Até o momento, apenas 28% das propostas aprovadas pelo Legislativo federal durante o atual mandato tiveram origem exclusiva no governo. Esse índice é consideravelmente inferior ao registrado em gestões anteriores.
O estudo indica que o Congresso Nacional tem atuado com maior autonomia, priorizando projetos de iniciativa própria em vez de depender da pauta do Executivo, como era comum em períodos anteriores.
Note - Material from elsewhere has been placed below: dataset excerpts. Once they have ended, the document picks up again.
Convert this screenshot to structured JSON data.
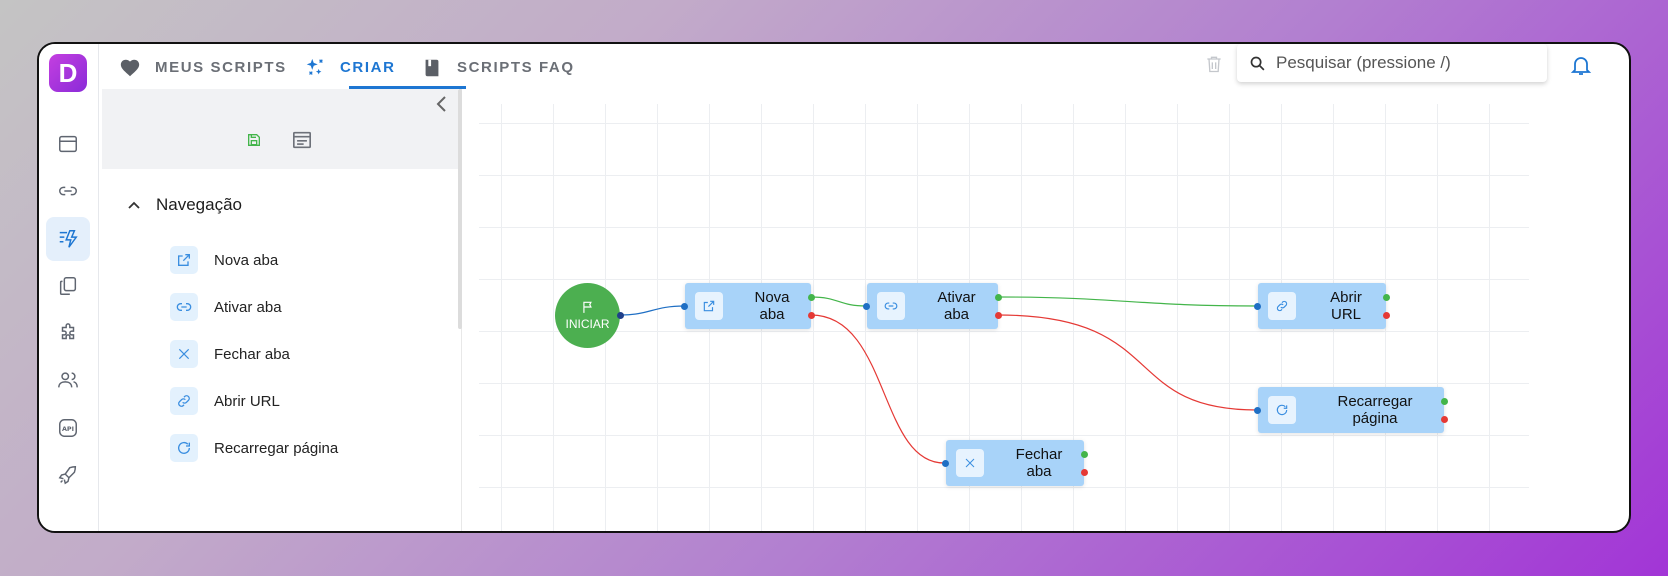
{
  "app": {
    "logo_letter": "D",
    "brand_color": "#9b34d9",
    "accent": "#1d76d2"
  },
  "rail": {
    "items": [
      {
        "icon": "window-icon"
      },
      {
        "icon": "link-icon"
      },
      {
        "icon": "flow-create-icon",
        "active": true
      },
      {
        "icon": "copy-icon"
      },
      {
        "icon": "puzzle-icon"
      },
      {
        "icon": "users-icon"
      },
      {
        "icon": "api-icon",
        "text": "API"
      },
      {
        "icon": "rocket-icon"
      }
    ]
  },
  "tabs": [
    {
      "label": "MEUS SCRIPTS",
      "icon": "heart-icon"
    },
    {
      "label": "CRIAR",
      "icon": "sparkle-icon",
      "active": true
    },
    {
      "label": "SCRIPTS FAQ",
      "icon": "book-icon"
    }
  ],
  "search": {
    "placeholder": "Pesquisar (pressione /)",
    "value": ""
  },
  "panel": {
    "section_title": "Navegação",
    "items": [
      {
        "label": "Nova aba",
        "icon": "open-external-icon"
      },
      {
        "label": "Ativar aba",
        "icon": "link-icon"
      },
      {
        "label": "Fechar aba",
        "icon": "close-icon"
      },
      {
        "label": "Abrir URL",
        "icon": "chain-link-icon"
      },
      {
        "label": "Recarregar página",
        "icon": "reload-icon"
      }
    ]
  },
  "flow": {
    "start_label": "INICIAR",
    "nodes": {
      "nova_aba": "Nova aba",
      "ativar_aba": "Ativar aba",
      "abrir_url": "Abrir URL",
      "recarregar": "Recarregar página",
      "fechar_aba": "Fechar aba"
    },
    "colors": {
      "node_bg": "#a8d3f9",
      "success": "#43b54a",
      "error": "#e53935",
      "start": "#4caf50"
    }
  }
}
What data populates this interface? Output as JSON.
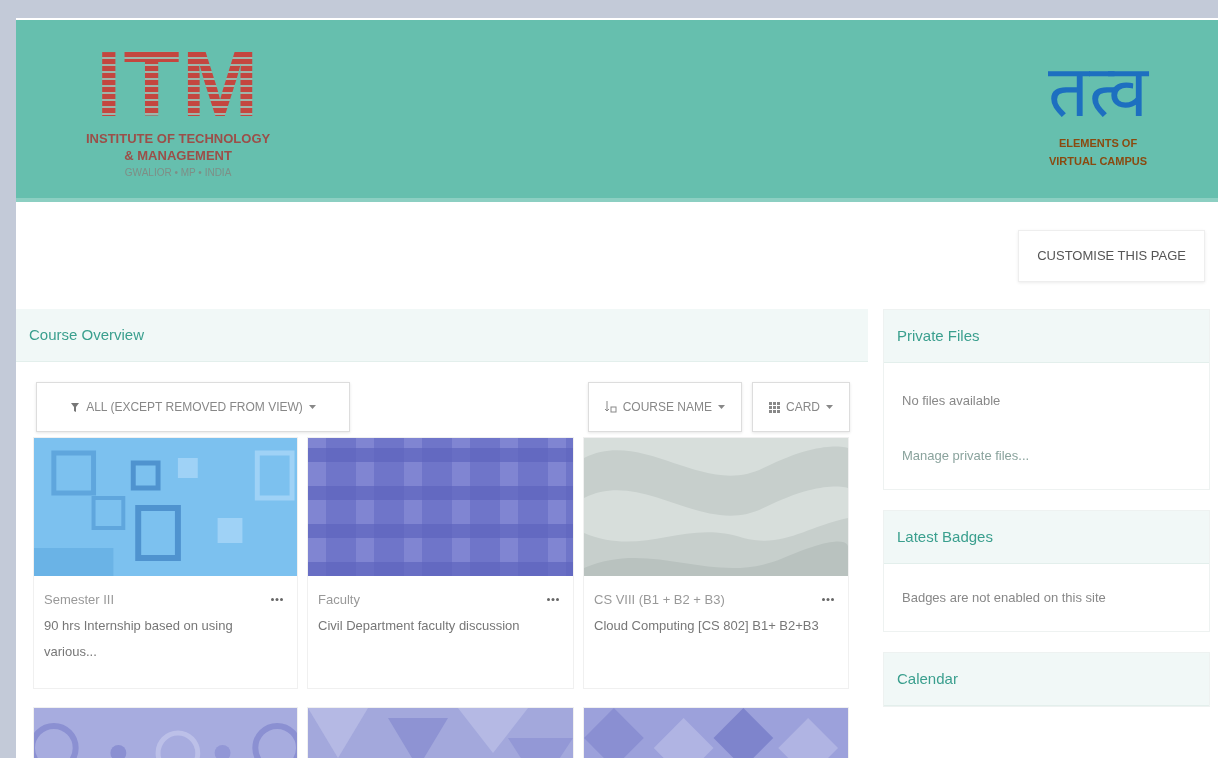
{
  "header": {
    "logo_left": {
      "letters": "ITM",
      "lines": [
        "INSTITUTE OF TECHNOLOGY",
        "& MANAGEMENT",
        "GWALIOR • MP • INDIA"
      ]
    },
    "logo_right": {
      "mark": "तत्व",
      "lines": [
        "ELEMENTS OF",
        "VIRTUAL CAMPUS"
      ]
    }
  },
  "customise_button": "CUSTOMISE THIS PAGE",
  "course_overview": {
    "title": "Course Overview",
    "filters": [
      {
        "label": "ALL (EXCEPT REMOVED FROM VIEW)",
        "kind": "filter"
      },
      {
        "label": "COURSE NAME",
        "kind": "sort"
      },
      {
        "label": "CARD",
        "kind": "view"
      }
    ],
    "courses": [
      {
        "kind": "picture",
        "category": "Semester III",
        "name": "90 hrs Internship based on using various..."
      },
      {
        "kind": "picture",
        "category": "Faculty",
        "name": "Civil Department faculty discussion"
      },
      {
        "kind": "picture",
        "category": "CS VIII (B1 + B2 + B3)",
        "name": "Cloud Computing [CS 802] B1+ B2+B3"
      },
      {
        "kind": "picture"
      },
      {
        "kind": "picture"
      },
      {
        "kind": "picture"
      }
    ]
  },
  "blocks": [
    {
      "title": "Private Files",
      "items": [
        {
          "kind": "text",
          "text": "No files available"
        },
        {
          "kind": "link",
          "text": "Manage private files..."
        }
      ]
    },
    {
      "title": "Latest Badges",
      "items": [
        {
          "kind": "text",
          "text": "Badges are not enabled on this site"
        }
      ]
    },
    {
      "title": "Calendar"
    }
  ]
}
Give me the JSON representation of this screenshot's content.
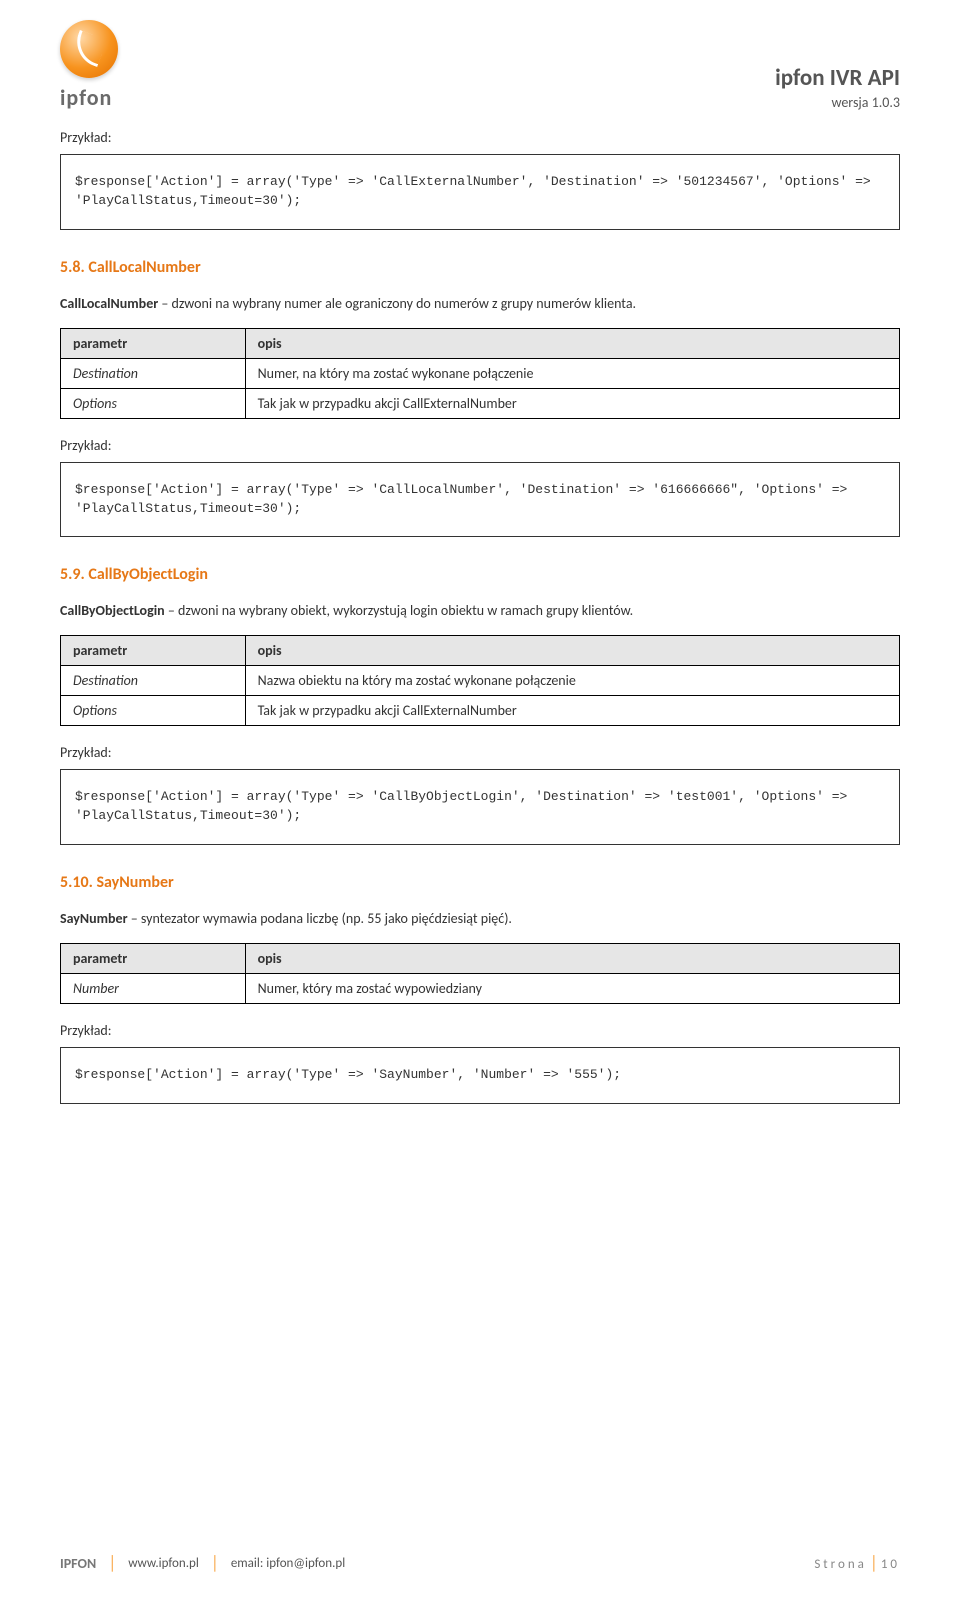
{
  "header": {
    "brand": "ipfon",
    "doc_title": "ipfon IVR API",
    "version": "wersja 1.0.3"
  },
  "example_label": "Przykład:",
  "code": {
    "ex1": "$response['Action'] = array('Type' => 'CallExternalNumber', 'Destination' => '501234567', 'Options' => 'PlayCallStatus,Timeout=30');",
    "ex2": "$response['Action'] = array('Type' => 'CallLocalNumber', 'Destination' => '616666666\", 'Options' => 'PlayCallStatus,Timeout=30');",
    "ex3": "$response['Action'] = array('Type' => 'CallByObjectLogin', 'Destination' => 'test001', 'Options' => 'PlayCallStatus,Timeout=30');",
    "ex4": "$response['Action'] = array('Type' => 'SayNumber', 'Number' => '555');"
  },
  "th": {
    "param": "parametr",
    "desc": "opis"
  },
  "s58": {
    "title": "5.8.   CallLocalNumber",
    "desc_label": "CallLocalNumber",
    "desc_text": " – dzwoni na wybrany numer ale ograniczony do numerów z grupy numerów klienta.",
    "rows": [
      {
        "p": "Destination",
        "d": "Numer, na który ma zostać wykonane połączenie"
      },
      {
        "p": "Options",
        "d": "Tak jak w przypadku akcji CallExternalNumber"
      }
    ]
  },
  "s59": {
    "title": "5.9.   CallByObjectLogin",
    "desc_label": "CallByObjectLogin",
    "desc_text": " – dzwoni na wybrany obiekt, wykorzystują login obiektu w ramach grupy klientów.",
    "rows": [
      {
        "p": "Destination",
        "d": "Nazwa obiektu na który ma zostać wykonane połączenie"
      },
      {
        "p": "Options",
        "d": "Tak jak w przypadku akcji CallExternalNumber"
      }
    ]
  },
  "s510": {
    "title": "5.10.   SayNumber",
    "desc_label": "SayNumber",
    "desc_text": " – syntezator wymawia podana liczbę (np. 55 jako pięćdziesiąt  pięć).",
    "rows": [
      {
        "p": "Number",
        "d": "Numer, który ma zostać wypowiedziany"
      }
    ]
  },
  "footer": {
    "brand": "IPFON",
    "site": "www.ipfon.pl",
    "email_label": "email: ",
    "email": "ipfon@ipfon.pl",
    "page_label": "Strona",
    "page_num": "10"
  }
}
Historicamente, governos anteriores apresentaram taxas de aprovação mais elevadas; durante os primeiros mandatos de Lula, as taxas foram de 77% e 65%.
Nas gestões mais recentes, como a de Jair Bolsonaro, a taxa de aprovação foi de cerca de 50%. Especialistas apontam que esse cenário reflete mudanças estruturais na relação entre os Poderes, incluindo o fortalecimento do Legislativo após a ampliação das emendas impositivas, que aumentaram a autonomia orçamentária dos parlamentares.
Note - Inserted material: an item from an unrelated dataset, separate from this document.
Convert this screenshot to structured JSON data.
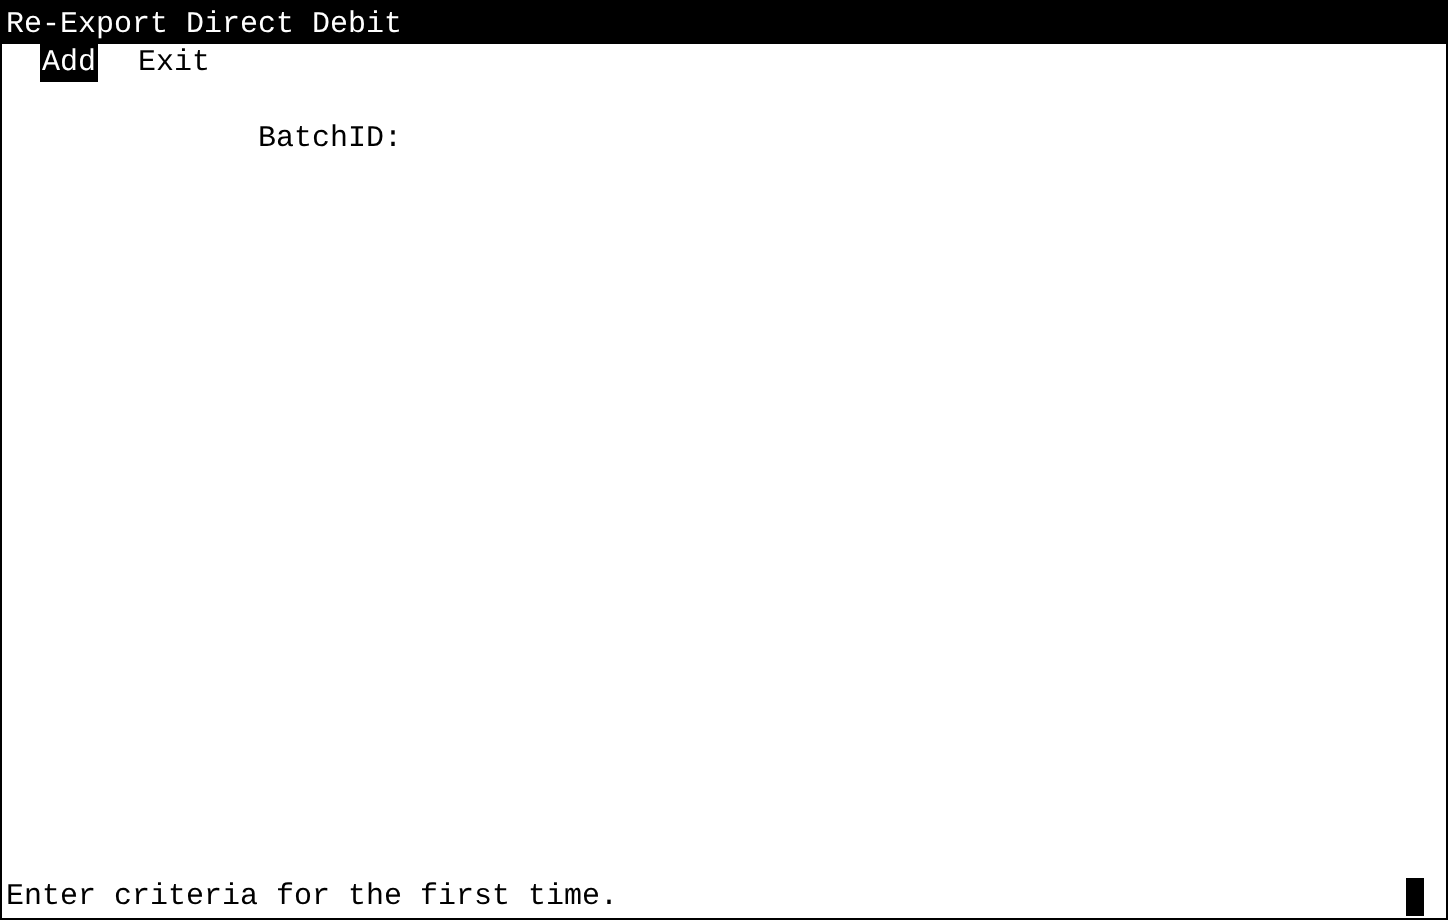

O relatório também destaca que, apesar de o Congresso ter aprovado centenas de propostas em 2025, houve uma concentração em matérias infraconstitucionais, acordos internacionais e ajustes regulatórios, enquanto reformas estruturais de maior impacto foram deixadas de lado.
Na Câmara dos Deputados, foram aprovados 308 projetos ao longo do ano, com maior concentração em períodos específicos. O Senado Federal aprovou 261 propostas, com ênfase em temas econômicos.
Além disso, o comportamento do Legislativo reflete um ambiente de pré-campanha eleitoral, resultando em maior cautela na tramitação de propostas que envolvem custos políticos significativos.